I have a csv file containing around 9000 number sequences which I need to cluster. The first 6 rows of the csv look like this
id, sequence
"1","1 2"
"2","3 4 5 5 6 6 7 8 9 10 11 12 13 8 14 10 10 15 11 12 16"
"3","17 18 19 20 5 5 20 5 5"
"4","20 21"
"5","22 4 23 24 25 26"
My R code that performs clustering looks like this
seqsim <- function(seq1, seq2){
seq1 <- as.character(seq1)
seq2 <- as.character(seq2)
s1 <- get1grams(seq1)
s2 <- get1grams(seq2)
intersection <- intersect(s1,s2)
if(length(intersection)==0){
return (1)
}
else{
u <- union(s1, s2)
score = length(intersection)/length(u)
return (1-score)
}
}
###############
mydata <- read.csv("sequence.csv")
mydatamatrix <- as.matrix(mydata$sequence)
# take the data in csv and create dist matrix
rownames(mydatamatrix) <- mydata$id
distance_matrix <- dist_make(mydatamatrix, seqsim, "SeqSim (custom)")
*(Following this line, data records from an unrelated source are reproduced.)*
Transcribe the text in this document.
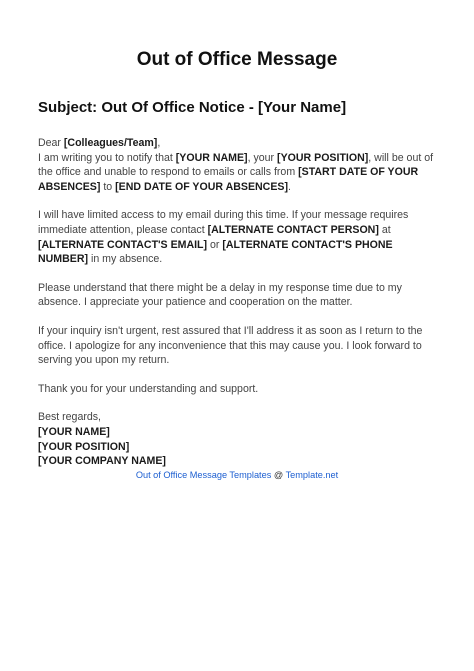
Out of Office Message
Subject: Out Of Office Notice - [Your Name]

Dear [Colleagues/Team],
I am writing you to notify that [YOUR NAME], your [YOUR POSITION], will be out of the office and unable to respond to emails or calls from [START DATE OF YOUR ABSENCES] to [END DATE OF YOUR ABSENCES].

I will have limited access to my email during this time. If your message requires immediate attention, please contact [ALTERNATE CONTACT PERSON] at [ALTERNATE CONTACT'S EMAIL] or [ALTERNATE CONTACT'S PHONE NUMBER] in my absence.

Please understand that there might be a delay in my response time due to my absence. I appreciate your patience and cooperation on the matter.

If your inquiry isn't urgent, rest assured that I'll address it as soon as I return to the office. I apologize for any inconvenience that this may cause you. I look forward to serving you upon my return.

Thank you for your understanding and support.

Best regards,
[YOUR NAME]
[YOUR POSITION]
[YOUR COMPANY NAME]

Out of Office Message Templates @ Template.net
clusters <- hclust(distance_matrix, method = "complete")
plot(clusters)
clusterCut <- cutree(clusters, h=0.5)
# clustercut contains the clusterIDs assigned to each sequence or row of the input dataset
# Number of members in each cluster
table(mydata$id,clusterCut)
write.csv(clusterCut, file = "clusterIDs.csv")
The code works for small number of sequences like around 900 but I encounter memory issues for larger datasets.
My question is: Am I doing clustering the right way? Are there faster and memory efficient ways to handle the clustering of this kind of data using R? The function seqsim is actually returning the distance and not the similarity because I am returning 1-score. Seqsim is calling other methods which I have left out to reduce the length of the code.